У Хьюго Бака было много друзей, но в конце службы у гроба встали четверо мужчин из первого ряда. И тогда я впервые смог рассмотреть их как следует.
Салман Хан, подтянутый процветающий предприниматель, уже взял себя в руки, но горечь утраты его словно придавила.
Гай Филипс оказался румяным здоровяком. Верхняя пуговица на рубашке расстегнута, взгляд сонный и, пожалуй, немного скучающий, на лице – сеточки кровеносных сосудов, что появляются у пьяниц с двадцатилетним стажем. Он напоминал тренера, какими их изображают в голливудских фильмах, – в нем чувствовалась точно такая же благодушная жестокость.
Серьезный и сдержанный Бен Кинг производил сильное впечатление. Лицо у него было гладким, без шрамов, и оттого брат-близнец, Нэд, казался его отражением в кривом зеркале.
По команде Бена Кинга четверо мужчин встали у гроба: близнецы впереди, Хан и Филипс сзади. Снова команда; они присели, сцепили руки и встали как один, подняв гроб на плечи. Группа медленно двинулась по проходу, следом шли родители и вдова Бака.
Играла музыка.
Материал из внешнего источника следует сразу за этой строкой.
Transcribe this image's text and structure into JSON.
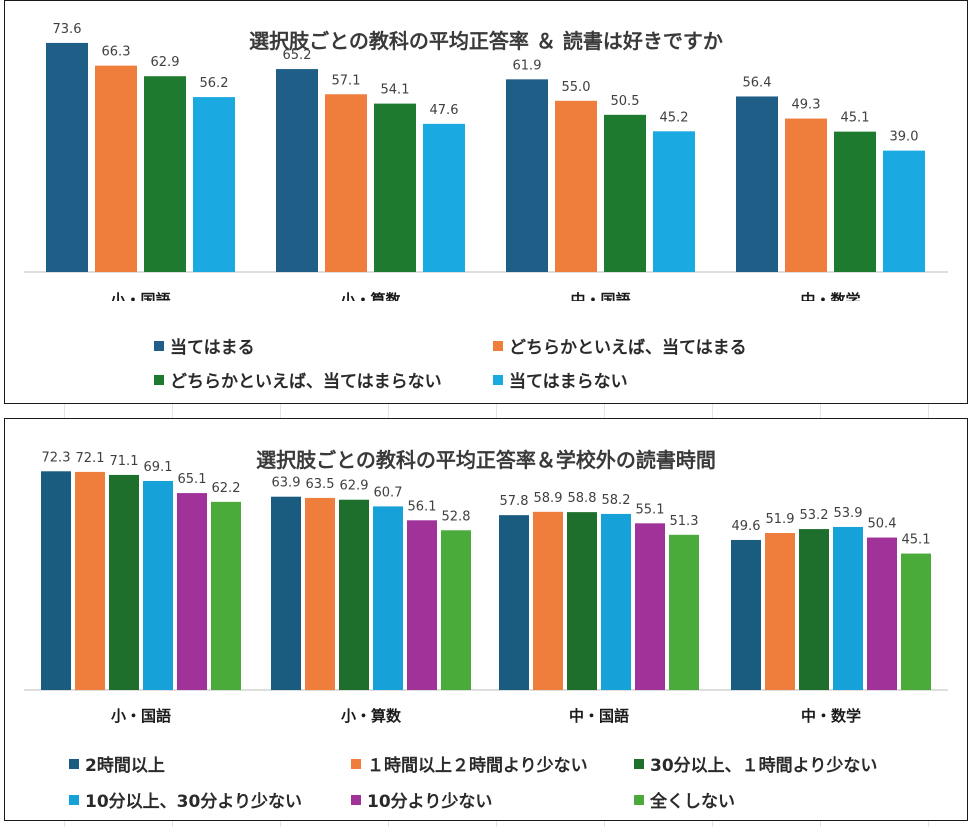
{
  "charts": [
    {
      "title": "選択肢ごとの教科の平均正答率 ＆ 読書は好きですか",
      "legend": [
        "当てはまる",
        "どちらかといえば、当てはまる",
        "どちらかといえば、当てはまらない",
        "当てはまらない"
      ]
    },
    {
      "title": "選択肢ごとの教科の平均正答率＆学校外の読書時間",
      "legend": [
        "2時間以上",
        "１時間以上２時間より少ない",
        "30分以上、１時間より少ない",
        "10分以上、30分より少ない",
        "10分より少ない",
        "全くしない"
      ]
    }
  ],
  "chart_data": [
    {
      "type": "bar",
      "title": "選択肢ごとの教科の平均正答率 ＆ 読書は好きですか",
      "categories": [
        "小・国語",
        "小・算数",
        "中・国語",
        "中・数学"
      ],
      "series": [
        {
          "name": "当てはまる",
          "values": [
            73.6,
            65.2,
            61.9,
            56.4
          ]
        },
        {
          "name": "どちらかといえば、当てはまる",
          "values": [
            66.3,
            57.1,
            55.0,
            49.3
          ]
        },
        {
          "name": "どちらかといえば、当てはまらない",
          "values": [
            62.9,
            54.1,
            50.5,
            45.1
          ]
        },
        {
          "name": "当てはまらない",
          "values": [
            56.2,
            47.6,
            45.2,
            39.0
          ]
        }
      ],
      "colors": [
        "#1f5f87",
        "#ef7d3c",
        "#1e7a2e",
        "#1aa9e0"
      ],
      "legend_position": "bottom",
      "grid": false,
      "ylim": [
        0,
        80
      ]
    },
    {
      "type": "bar",
      "title": "選択肢ごとの教科の平均正答率＆学校外の読書時間",
      "categories": [
        "小・国語",
        "小・算数",
        "中・国語",
        "中・数学"
      ],
      "series": [
        {
          "name": "2時間以上",
          "values": [
            72.3,
            63.9,
            57.8,
            49.6
          ]
        },
        {
          "name": "１時間以上２時間より少ない",
          "values": [
            72.1,
            63.5,
            58.9,
            51.9
          ]
        },
        {
          "name": "30分以上、１時間より少ない",
          "values": [
            71.1,
            62.9,
            58.8,
            53.2
          ]
        },
        {
          "name": "10分以上、30分より少ない",
          "values": [
            69.1,
            60.7,
            58.2,
            53.9
          ]
        },
        {
          "name": "10分より少ない",
          "values": [
            65.1,
            56.1,
            55.1,
            50.4
          ]
        },
        {
          "name": "全くしない",
          "values": [
            62.2,
            52.8,
            51.3,
            45.1
          ]
        }
      ],
      "colors": [
        "#1a5c80",
        "#ef7d3c",
        "#1e6e2c",
        "#16a1d9",
        "#a0329a",
        "#4aaa3a"
      ],
      "legend_position": "bottom",
      "grid": false,
      "ylim": [
        0,
        80
      ]
    }
  ]
}
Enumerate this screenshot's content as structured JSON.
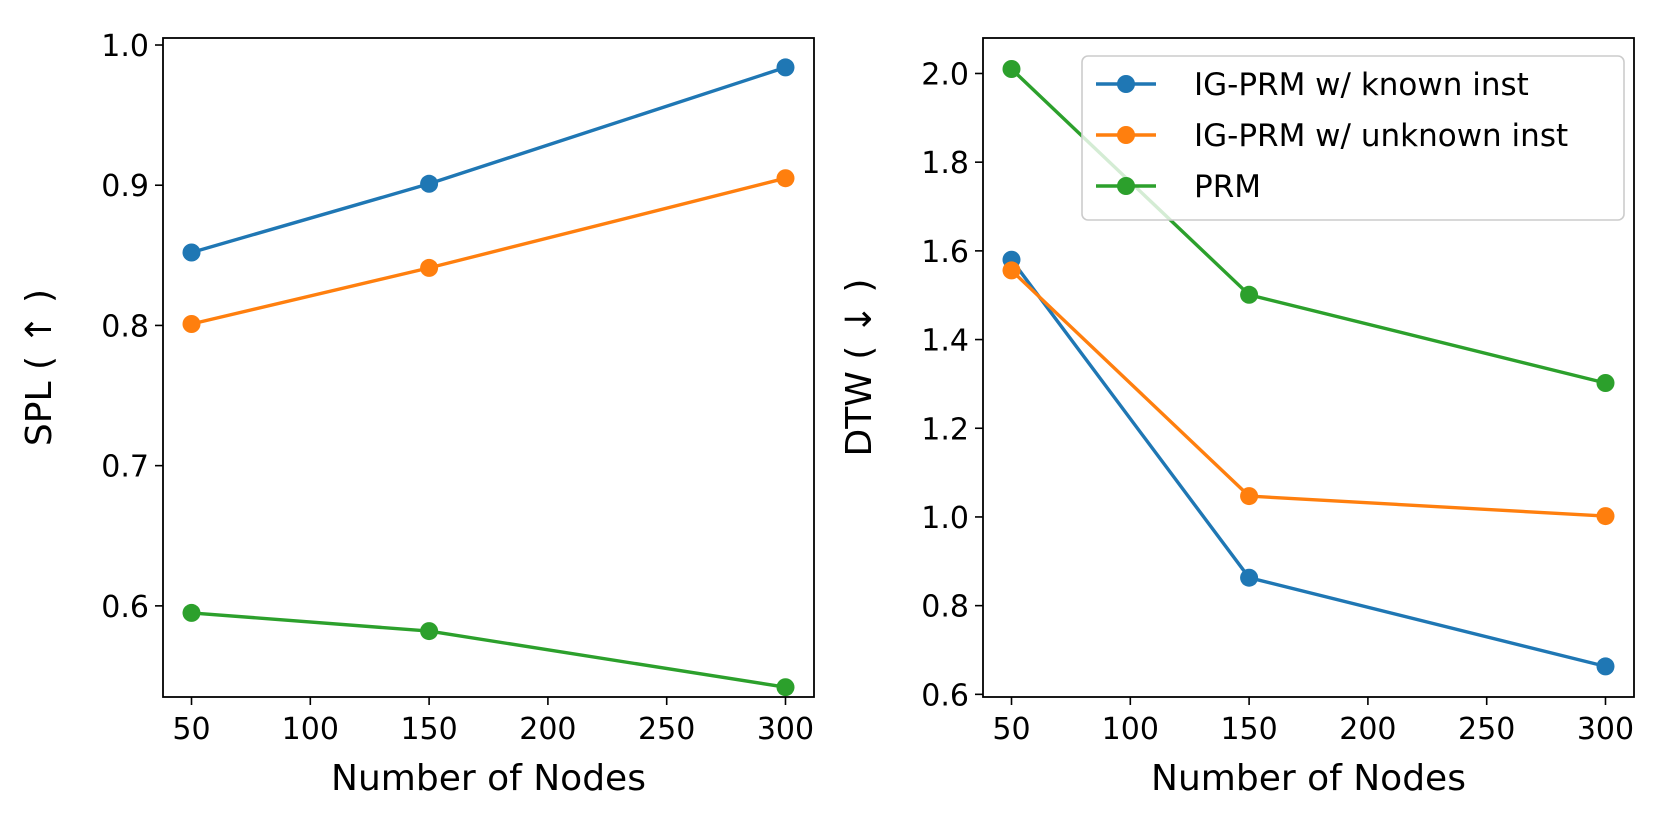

Люди всхлипывали, в том числе и Салман Хан. Видимо, горе переполнило его, когда на плечо легла тяжкая ноша, и на этот раз ни один из друзей не стал ему мешать. Прослезились в часовне многие, оплакивая покойника или собственную жизнь. Наташа смотрела прямо перед собой. Она прошла мимо, даже не взглянув на меня, и ее зеленые глаза под вуалью остались сухими.
У выхода из часовни стояла моложавая блондинка, судя по виду – бывалая наездница. Она раздавала красные розы. Мы с Мэллори держались в стороне, пропуская толпу, и вышли позже всех, когда ни женщины, ни роз уже не было, а все собравшиеся направлялись к могиле.